Finalement, la conquête d’un espace marchand est aussi la conquête d’un espace social. Pour toute une population d’hommes souvent d’origine nord-africaine ayant travaillé à l’usine, ou de jeunes qui ne parviennent pas à décrocher un premier emploi, les marchés permettent d’avoir un travail et, plus largement, une place dans la société. Pour les femmes, obtenir un poste de vente revient souvent à gagner une autonomie vis-à-vis des hommes, et pour celles qui sont en couple, un espace de pouvoir et de liberté par rapport aux conjoints, une indépendance financière, un moyen de côtoyer du monde et d’échapper à l’univers domestique. Les contacts sont nécessaires à l’exercice de l’activité commerciale et, à son tour, le commerce est un vivier constant de relations.
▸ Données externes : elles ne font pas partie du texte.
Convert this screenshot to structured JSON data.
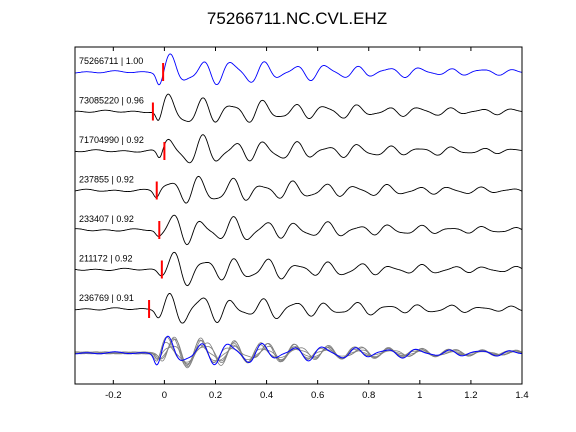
{
  "chart_data": {
    "type": "line",
    "title": "75266711.NC.CVL.EHZ",
    "xlabel": "",
    "ylabel": "",
    "xlim": [
      -0.35,
      1.4
    ],
    "xticks": [
      -0.2,
      0,
      0.2,
      0.4,
      0.6,
      0.8,
      1,
      1.2,
      1.4
    ],
    "xtick_labels": [
      "-0.2",
      "0",
      "0.2",
      "0.4",
      "0.6",
      "0.8",
      "1",
      "1.2",
      "1.4"
    ],
    "grid": false,
    "colors": {
      "reference": "#0000ff",
      "trace": "#000000",
      "pick": "#ff0000",
      "stack": "#808080"
    },
    "series": [
      {
        "name": "75266711 | 1.00",
        "pick_time": -0.005,
        "reference": true
      },
      {
        "name": "73085220 | 0.96",
        "pick_time": -0.045
      },
      {
        "name": "71704990 | 0.92",
        "pick_time": 0.0
      },
      {
        "name": "237855 | 0.92",
        "pick_time": -0.03
      },
      {
        "name": "233407 | 0.92",
        "pick_time": -0.02
      },
      {
        "name": "211172 | 0.92",
        "pick_time": -0.01
      },
      {
        "name": "236769 | 0.91",
        "pick_time": -0.06
      }
    ],
    "stack": {
      "name": "",
      "count": 7
    }
  }
}
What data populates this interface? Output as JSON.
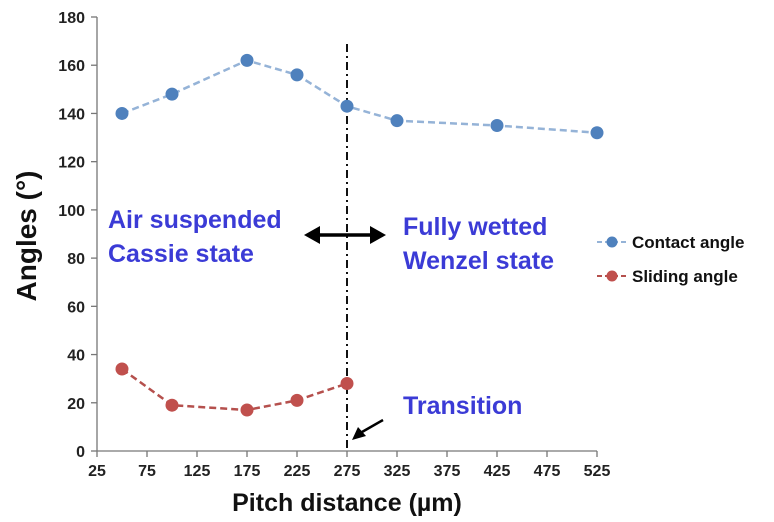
{
  "chart_data": {
    "type": "line",
    "xlabel": "Pitch distance (µm)",
    "ylabel": "Angles (°)",
    "xlim": [
      25,
      525
    ],
    "ylim": [
      0,
      180
    ],
    "x_ticks": [
      25,
      75,
      125,
      175,
      225,
      275,
      325,
      375,
      425,
      475,
      525
    ],
    "y_ticks": [
      0,
      20,
      40,
      60,
      80,
      100,
      120,
      140,
      160,
      180
    ],
    "grid": false,
    "legend_position": "right",
    "series": [
      {
        "name": "Contact angle",
        "color": "#4f81bd",
        "line_color": "#95b3d7",
        "style": "dashed",
        "x": [
          50,
          100,
          175,
          225,
          275,
          325,
          425,
          525
        ],
        "y": [
          140,
          148,
          162,
          156,
          143,
          137,
          135,
          132
        ]
      },
      {
        "name": "Sliding angle",
        "color": "#c0504d",
        "line_color": "#b5504d",
        "style": "dashed",
        "x": [
          50,
          100,
          175,
          225,
          275
        ],
        "y": [
          34,
          19,
          17,
          21,
          28
        ]
      }
    ],
    "transition_x": 275,
    "annotations": {
      "left_state_line1": "Air suspended",
      "left_state_line2": "Cassie state",
      "right_state_line1": "Fully wetted",
      "right_state_line2": "Wenzel state",
      "transition": "Transition"
    },
    "annotation_color": "#3b3bd6"
  }
}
Le champ lexical militaire, par l’utilisation des expressions « guerres », « bagarres » pour caractériser des rapports de concurrence économique est éloquent. Dans ce contexte, les relations de discriminations ethniques et de genre sont exacerbées. En même temps, les discours se teintent d’une image conviviale, familialiste. L’esprit de la « jungle » cohabite avec celui d’une vie en harmonie. « Si on s’entraide pas, c’est qu’on n’existe pas » dit Jean. Selon Abdel : « Ça devient une famille, dès qu’il y en a un qui est touché, on est tous autour de lui et on essaie de le protéger, quoi ». Ostracisme et respect de l’altérité se côtoient en permanence dans les marchés. Les catégories endogènes relevées appartiennent aux registres ethnico-religieux, de genre, de la nationalité, de la couleur de peau : « les blancs », « les gris », « les barbus », « les algériens/les marocains », les « hommes arabes ». Ce point mériterait une étude approfondie, avec l’idée de recenser « l’univers sémantique des catégories utilisées », leurs significations et les situations dans lesquelles elles sont employées, en tant que révélateurs de la construction sociale et symbolique des territoires marchands (Amselle, M’bokolo, 1985 : 44).